It is clear that bees provide the vital service of pollinating many plants, specifically the approximately 300,000 species of angiosperm (flowering) plants. However, their origins are not as clear.
Research published late last month in the Current Biology journal unlocks some of the mystery surrounding bees and where they came from. According to the research authors, bees “likely originated in Gondwana before the breakup of Africa and South America.”
They said bees probably first appeared during the Early Cretaceous period.
What is Gondwana?
Around 300 million years ago, there was a “supercontinent” on the Earth referred to as Pangea, explained the Wet Tropics Management Authority in Australia. Around 200 million years ago, this continent began to break up. It formed two large landmasses – Gondwana to the south and Laurasia to the north.
“Gondwana included most of the land masses in today’s southern hemisphere, including Antarctica, South America, Africa, Madagascar and Australasia, as well as the Arabian Peninsula and the Indian subcontinent, which have now moved entirely into the northern hemisphere,” said the Wet Tropics Management Authority.

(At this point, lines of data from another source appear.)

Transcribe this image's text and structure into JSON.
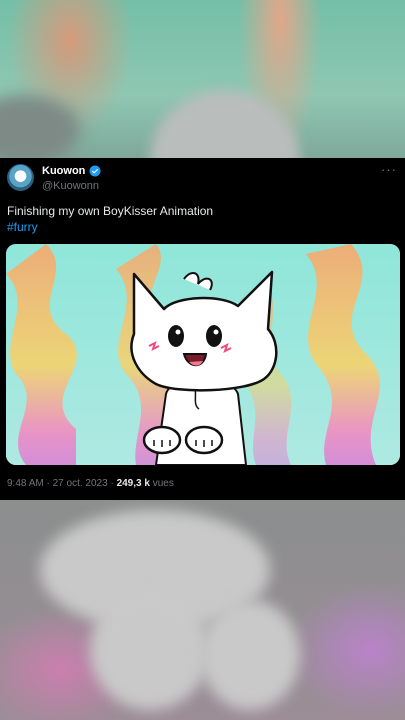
{
  "tweet": {
    "display_name": "Kuowon",
    "handle": "@Kuowonn",
    "text": "Finishing my own BoyKisser Animation",
    "hashtag": "#furry",
    "time": "9:48 AM",
    "date": "27 oct. 2023",
    "views_count": "249,3 k",
    "views_label": "vues",
    "separator": "·"
  },
  "icons": {
    "more": "more-options-icon",
    "verified": "verified-badge-icon"
  },
  "colors": {
    "accent": "#1d9bf0",
    "background": "#000000",
    "muted": "#71767b"
  }
}
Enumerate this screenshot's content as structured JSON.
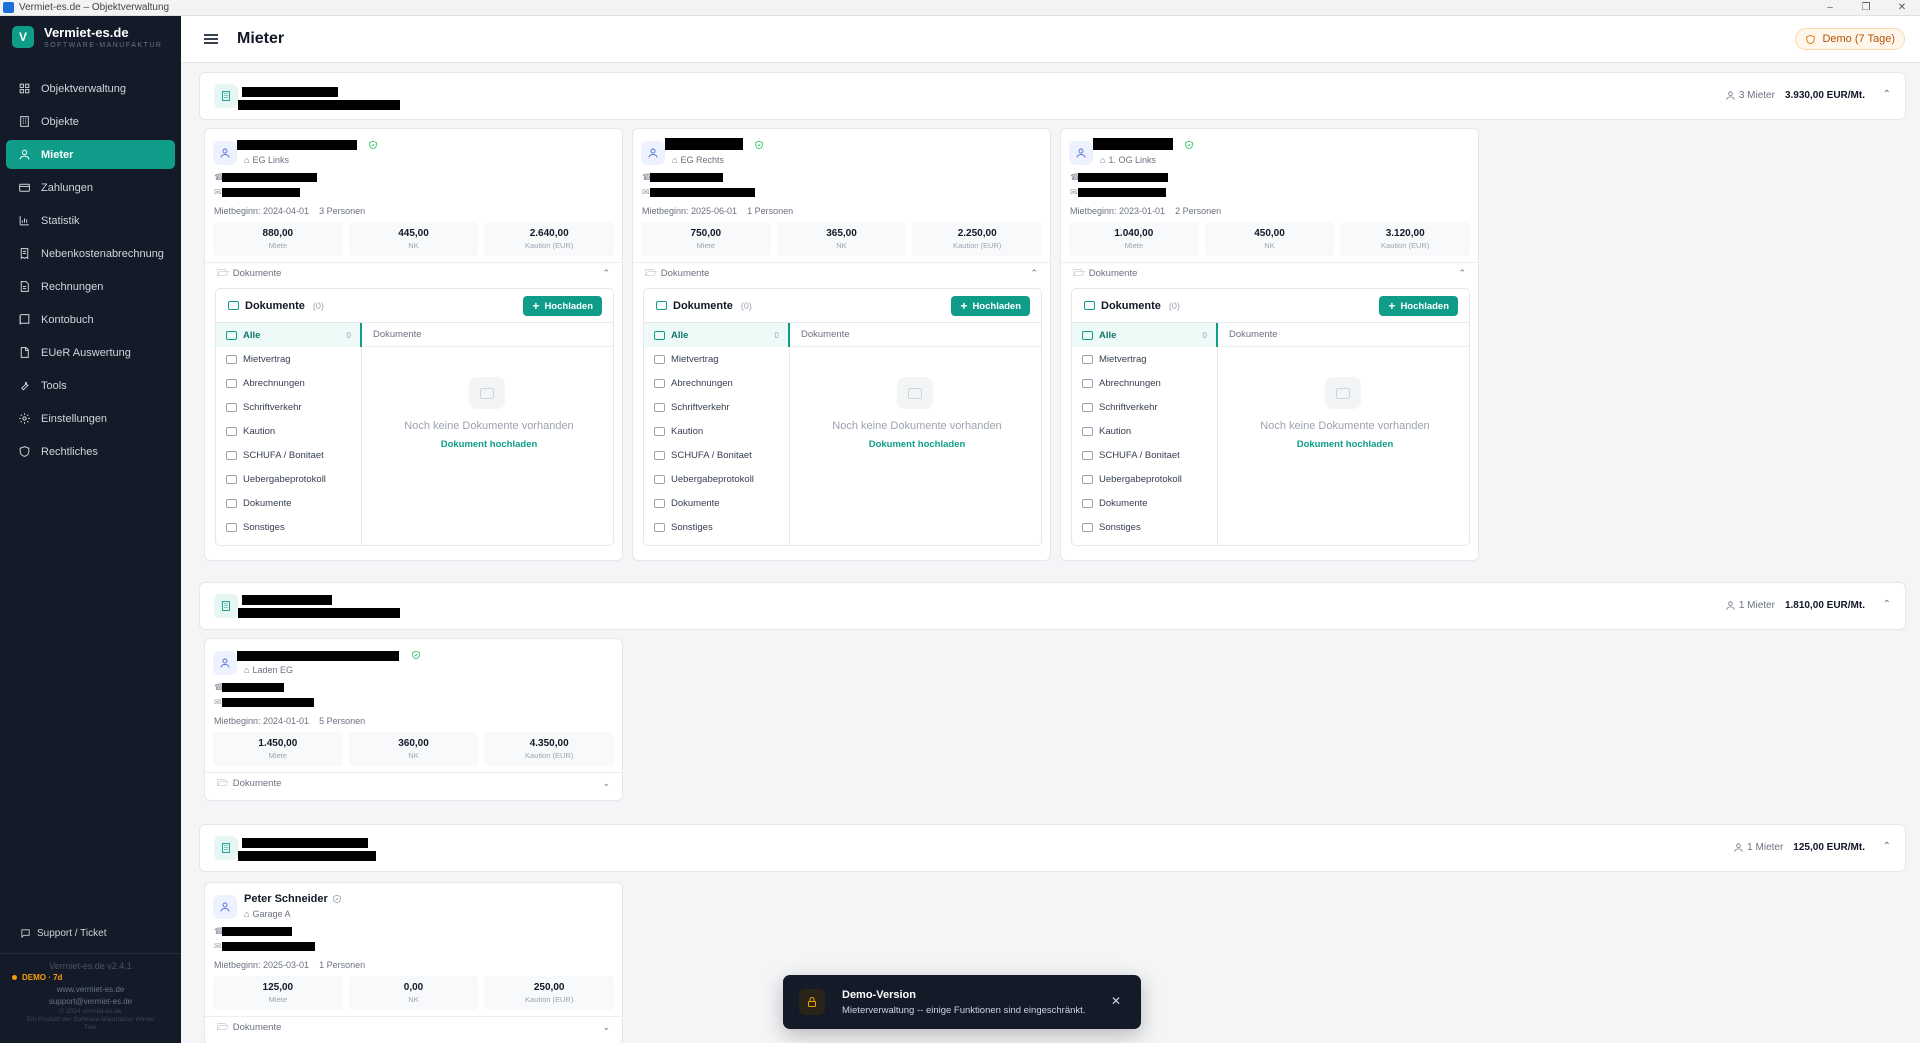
{
  "window": {
    "title": "Vermiet-es.de – Objektverwaltung"
  },
  "brand": {
    "name": "Vermiet-es.de",
    "tagline": "SOFTWARE-MANUFAKTUR",
    "logo_letter": "V"
  },
  "nav": [
    {
      "label": "Objektverwaltung",
      "icon": "grid-icon"
    },
    {
      "label": "Objekte",
      "icon": "building-icon"
    },
    {
      "label": "Mieter",
      "icon": "user-icon",
      "active": true
    },
    {
      "label": "Zahlungen",
      "icon": "card-icon"
    },
    {
      "label": "Statistik",
      "icon": "chart-icon"
    },
    {
      "label": "Nebenkostenabrechnung",
      "icon": "receipt-icon"
    },
    {
      "label": "Rechnungen",
      "icon": "document-icon"
    },
    {
      "label": "Kontobuch",
      "icon": "book-icon"
    },
    {
      "label": "EUeR Auswertung",
      "icon": "file-icon"
    },
    {
      "label": "Tools",
      "icon": "wrench-icon"
    },
    {
      "label": "Einstellungen",
      "icon": "gear-icon"
    },
    {
      "label": "Rechtliches",
      "icon": "shield-icon"
    }
  ],
  "support": {
    "label": "Support / Ticket"
  },
  "footer": {
    "version": "Vermiet-es.de v2.4.1",
    "demo": "DEMO · 7d",
    "website": "www.vermiet-es.de",
    "email": "support@vermiet-es.de",
    "copyright": "© 2024 vermiet-es.de",
    "product_line": "Ein Produkt der Software-Manufaktur Winter",
    "city": "Trier"
  },
  "header": {
    "title": "Mieter",
    "demo_badge": "Demo (7 Tage)"
  },
  "groups": [
    {
      "tenant_count": "3 Mieter",
      "rent_total": "3.930,00 EUR/Mt."
    },
    {
      "tenant_count": "1 Mieter",
      "rent_total": "1.810,00 EUR/Mt."
    },
    {
      "tenant_count": "1 Mieter",
      "rent_total": "125,00 EUR/Mt."
    }
  ],
  "tenants": [
    {
      "unit": "EG Links",
      "since": "Mietbeginn: 2024-04-01",
      "persons": "3 Personen",
      "miete": "880,00",
      "nk": "445,00",
      "kaution": "2.640,00"
    },
    {
      "unit": "EG Rechts",
      "since": "Mietbeginn: 2025-06-01",
      "persons": "1 Personen",
      "miete": "750,00",
      "nk": "365,00",
      "kaution": "2.250,00"
    },
    {
      "unit": "1. OG Links",
      "since": "Mietbeginn: 2023-01-01",
      "persons": "2 Personen",
      "miete": "1.040,00",
      "nk": "450,00",
      "kaution": "3.120,00"
    },
    {
      "unit": "Laden EG",
      "since": "Mietbeginn: 2024-01-01",
      "persons": "5 Personen",
      "miete": "1.450,00",
      "nk": "360,00",
      "kaution": "4.350,00"
    },
    {
      "name": "Peter Schneider",
      "unit": "Garage A",
      "since": "Mietbeginn: 2025-03-01",
      "persons": "1 Personen",
      "miete": "125,00",
      "nk": "0,00",
      "kaution": "250,00"
    }
  ],
  "labels": {
    "miete": "Miete",
    "nk": "NK",
    "kaution": "Kaution (EUR)",
    "dokumente": "Dokumente"
  },
  "docpanel": {
    "title": "Dokumente",
    "count": "(0)",
    "upload": "Hochladen",
    "list_header": "Dokumente",
    "empty": "Noch keine Dokumente vorhanden",
    "empty_link": "Dokument hochladen",
    "all_count": "0",
    "categories": [
      "Alle",
      "Mietvertrag",
      "Abrechnungen",
      "Schriftverkehr",
      "Kaution",
      "SCHUFA / Bonitaet",
      "Uebergabeprotokoll",
      "Dokumente",
      "Sonstiges"
    ]
  },
  "toast": {
    "title": "Demo-Version",
    "message": "Mieterverwaltung -- einige Funktionen sind eingeschränkt."
  },
  "colors": {
    "accent": "#0f9d8a",
    "sidebar": "#141a28",
    "warning": "#d97706"
  }
}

According to the National Science Foundation in the U.S., there was no ice sheet on Gondwana, which was home to trees and large animals.
“Today, only geological formations, coal beds, and fossils remain as clues to Antarctica’s warm past,” it said. Some plants and animals with lineages in Gondwana currently live in Australia’s Gondwana Rainforests, per UNESCO.
What is the Cretaceous period?
Pangea began to break up at the start of the Jurassic period, and continued to during the Cretaceous period, which began 145 million years ago and ended 65 million years ago, according to the National History Museum in the U.K.
“It is the last period in the Mesozoic Era. It comes after the Jurassic Period and before the Paleogene - the first period of the Cenozoic Era, our current era,” said the museum. “It lasted a long time, nearly 80 million years, making it the longest geological period of the Phanerozoic Eon, which began some 539 million years ago.”
This period is also known as the last time that dinosaurs roamed the Earth.
During the Early Cretaceous Epoch (from 145 million years ago to 100.5 million years ago) Africa/South America split from Australasia/India/Antarctica, said the Wet Tropics Management Authority.
“The climate was warmer and sea levels were higher. The first flowering plants were emerging,” it said. “By 90-to-100 million years ago Africa and Madagascar had split and India was moving north. Australia and Antarctica had just separated. Australia was developing its own unique dinosaurs.”
How do bees fit in?
According to the recent study, “the geological history of southern continents impacted early bee diversification,” and the origin of bees in the Southern Hemisphere parallels the histories of many flowering plants.
Researchers said that they used “a novel analysis of bee biogeography using extensive new genomic and fossil data,” to show that bees originated in Gondwana. They said that the early evolution of any major bee lineage appears to come from South American or African land masses.
“Subsequently, bees colonized northern continents via a complex history of vicariance [“the geographical separation of a population, typically by a physical barrier such as a mountain range or river,” per Oxford Languages] and dispersal,” said the publication.
Though Australia an India were part of Gondwana, researchers noted “notable early absences” from those landmasses that have “important implications” for understanding plant distribution and modes of pollination.
“Understanding the past is always important to understand the present. If we understand the kinds of habitats and the time when bees were doing so good that they spread all over the place, we get additional tools to understanding how we can help them today,” said study author Silas Bossert in an interview with NPR.